I might have told this story before. If so, forgive me:
While on a bus, touring France, my traveling companions and I stopped at a small café. We’d been sitting for three hours, so all twenty of us made a beeline for the toilets the moment we disembarked. Confronted by two stairways, one marked “hommes” and the other “femmes,” we split off according to our gender only to find ourselves reunited at the bottom.
“How French,” someone among us said. The remark provoked a ripple of laughter which somehow allowed us to share the single facility without too much embarrassment. Needless to say, the experience became a running joke for the trip’s duration.
My story illustrates a lesson. Differing names don’t guarantee a difference. Take eyewear, for example. Oh yes, I can tick off the labels of numerous brands, Armani, Prada, Gucci and Chanel, with their different prices. I can also point out that sunglasses and magnifiers are cheaper at a drugstore. What I can’t provide is information on the profit difference among them. That, according to journalist Sam Knight, is a closely guarded secret. Frames, he says, can sell “for 2 or 2.5 times their wholesale price.” Lenses can exceed cost by “700 or 800 percent.” (“The secretive firms behind your glasses,” by Sam Knight, The Week, July 20, 2018, pg. 37, reprinted from The Guardian.)
Surprisingly, the bulk of these lenses and frames come from one of two sources. Essilor, a French company, makes forty-five percent of the world’s lenses. Luxottica, an Italian firm, controls 25% of the frame market. Happily for both, an aging world population ensures their continuing prosperity, together with the growing myopia among the young who spend too much time in doors. (Click)

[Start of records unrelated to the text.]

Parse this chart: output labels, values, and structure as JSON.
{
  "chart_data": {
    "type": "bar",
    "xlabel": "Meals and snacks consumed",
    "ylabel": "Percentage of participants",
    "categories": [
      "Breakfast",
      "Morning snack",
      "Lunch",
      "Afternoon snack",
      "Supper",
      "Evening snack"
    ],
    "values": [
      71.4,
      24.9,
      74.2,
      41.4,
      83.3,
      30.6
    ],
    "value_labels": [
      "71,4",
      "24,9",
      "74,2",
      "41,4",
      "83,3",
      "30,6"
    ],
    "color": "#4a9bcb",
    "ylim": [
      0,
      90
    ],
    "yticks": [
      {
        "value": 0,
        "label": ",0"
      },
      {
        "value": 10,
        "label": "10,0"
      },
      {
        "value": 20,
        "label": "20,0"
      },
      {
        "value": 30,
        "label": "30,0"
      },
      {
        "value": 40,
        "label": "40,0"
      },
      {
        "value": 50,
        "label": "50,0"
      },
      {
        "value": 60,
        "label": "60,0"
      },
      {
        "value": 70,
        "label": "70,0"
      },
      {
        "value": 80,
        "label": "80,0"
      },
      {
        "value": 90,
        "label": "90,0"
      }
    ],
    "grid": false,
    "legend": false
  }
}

In March this year, the two companies merged to form EssilorLuxottic. Not yet a monopoly on eyewear, the combined company comes close. But will the merger affect prices? Will Gucci, that costs a fortune at the optometrist, cost less at the drugstore?
Like the steps leading to the men’s and women’s bathroom in France, the merged company is likely to result in many differences without a distinction. “What’s in a name?” Not much, except price, when it comes to glasses.